Any MSP-delivered security technology stack for healthcare-industry clients should include tools designed to manage HIPAA-required data encryption and access controls. Such tools should be able to remotely wipe data in case devices become compromised, and revoke data access from any device at risk. Features that specifically support remote workers, such as two-factor authentication or geofencing-based security protections, are especially welcome. Endpoint security, anti-virus and malware protection, and threat mitigation are further essential components of an end-to-end security stack ready to protect a remote workforce.
Finally, MSPs I’ve talked to recommend allowing employee access to clients’ most sensitive data only through an encrypted VPN tunnel, and not allowing this data to reside on employee-used devices. You can’t be too careful with HIPAA compliance and PHI protections, and this is a practice that serves many businesses and MSPs well.

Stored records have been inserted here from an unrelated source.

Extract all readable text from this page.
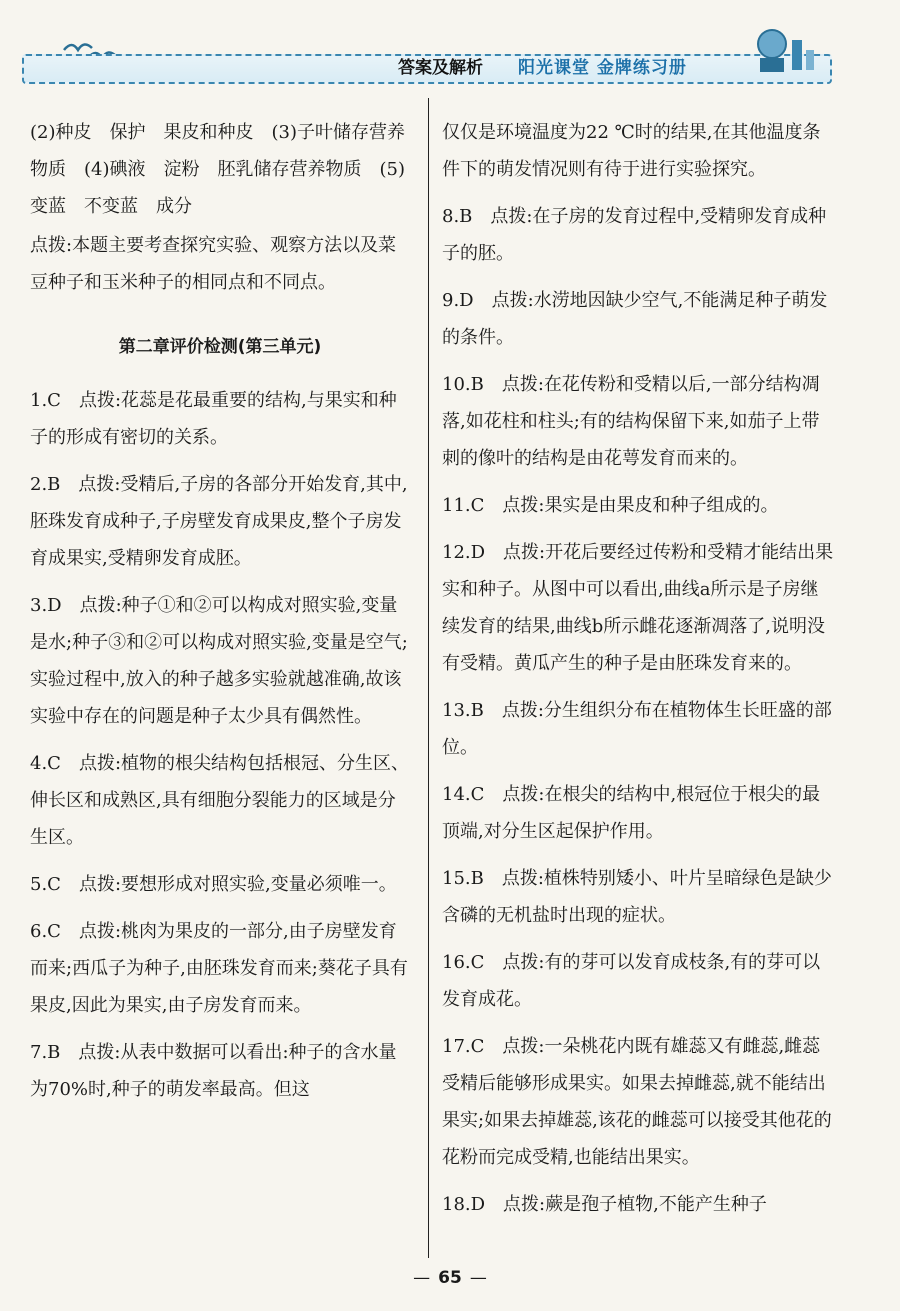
答案及解析 阳光课堂 金牌练习册

(2)种皮　保护　果皮和种皮　(3)子叶储存营养物质　(4)碘液　淀粉　胚乳储存营养物质　(5)变蓝　不变蓝　成分

点拨:本题主要考查探究实验、观察方法以及菜豆种子和玉米种子的相同点和不同点。

第二章评价检测(第三单元)

1.C　点拨:花蕊是花最重要的结构,与果实和种子的形成有密切的关系。

2.B　点拨:受精后,子房的各部分开始发育,其中,胚珠发育成种子,子房壁发育成果皮,整个子房发育成果实,受精卵发育成胚。

3.D　点拨:种子①和②可以构成对照实验,变量是水;种子③和②可以构成对照实验,变量是空气;实验过程中,放入的种子越多实验就越准确,故该实验中存在的问题是种子太少具有偶然性。

4.C　点拨:植物的根尖结构包括根冠、分生区、伸长区和成熟区,具有细胞分裂能力的区域是分生区。

5.C　点拨:要想形成对照实验,变量必须唯一。

6.C　点拨:桃肉为果皮的一部分,由子房壁发育而来;西瓜子为种子,由胚珠发育而来;葵花子具有果皮,因此为果实,由子房发育而来。

7.B　点拨:从表中数据可以看出:种子的含水量为70%时,种子的萌发率最高。但这

仅仅是环境温度为22 ℃时的结果,在其他温度条件下的萌发情况则有待于进行实验探究。

8.B　点拨:在子房的发育过程中,受精卵发育成种子的胚。

9.D　点拨:水涝地因缺少空气,不能满足种子萌发的条件。

10.B　点拨:在花传粉和受精以后,一部分结构凋落,如花柱和柱头;有的结构保留下来,如茄子上带刺的像叶的结构是由花萼发育而来的。

11.C　点拨:果实是由果皮和种子组成的。

12.D　点拨:开花后要经过传粉和受精才能结出果实和种子。从图中可以看出,曲线a所示是子房继续发育的结果,曲线b所示雌花逐渐凋落了,说明没有受精。黄瓜产生的种子是由胚珠发育来的。

13.B　点拨:分生组织分布在植物体生长旺盛的部位。

14.C　点拨:在根尖的结构中,根冠位于根尖的最顶端,对分生区起保护作用。

15.B　点拨:植株特别矮小、叶片呈暗绿色是缺少含磷的无机盐时出现的症状。

16.C　点拨:有的芽可以发育成枝条,有的芽可以发育成花。

17.C　点拨:一朵桃花内既有雄蕊又有雌蕊,雌蕊受精后能够形成果实。如果去掉雌蕊,就不能结出果实;如果去掉雄蕊,该花的雌蕊可以接受其他花的花粉而完成受精,也能结出果实。

18.D　点拨:蕨是孢子植物,不能产生种子

— 65 —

Reproduce familiar office work patterns
Migrating resources to the cloud and adopting cloud-based or SaaS-delivered tools is another effective way that MSPs can provide uniform and secure experiences for their clients’ employees across physical locations. If cloud transformation is a long-term goal for a client, putting the pedal down on those projects can pay dividends when it comes to enhancing and ensuring the safety of remote work environments.
If clients are struggling with the shift to remote work and looking for advice, MSPs should encourage them to eliminate functional differences between office and remote environments. Doing so allows workers to be more comfortable, productive, and secure. They can also help to ensure that employees can sit down in either environment and have the same applications, access, and communication channels at their disposal. Further, MSPs can help to facilitate employee preferences in this area as much as possible, and tell clients to do the same on their end: if employees need identical desk phones or office chairs at home to optimize their efficiency, so be it.
Implement a robust employee training regimen
Employee behavior remains the greatest threat to an organization’s security. While it’s crucial for MSPs to have all the right security tools in place, there are only so many dangerous URLs that can be can blocked, and only so many protective limitations that can be imposed. If a client’s employee clicks a link in an attacker’s email and downloads a malicious file that exploits a zero-day issue, the best security can’t help anymore. To avoid such scenarios, the client’s team needs to be a human firewall.
Achieving this means implementing effective employee training. There are services and tools out there, like HIPAA Secure Now, that can provide feature security awareness training modules which employees must complete throughout the year. After training employees to recognize phishing emails, many solutions will then regularly test employees with simulated phishing attacks. Those who fail a test go back for additional training. Programs like these certainly yield results, and make employees very aware of what they’re clicking.
Lastly, MSPs supporting healthcare businesses must stay on top of the latest security trends (such as the specific ransomware threats that are being reported), and have a solid disaster recovery plan at the ready in case the worst happens.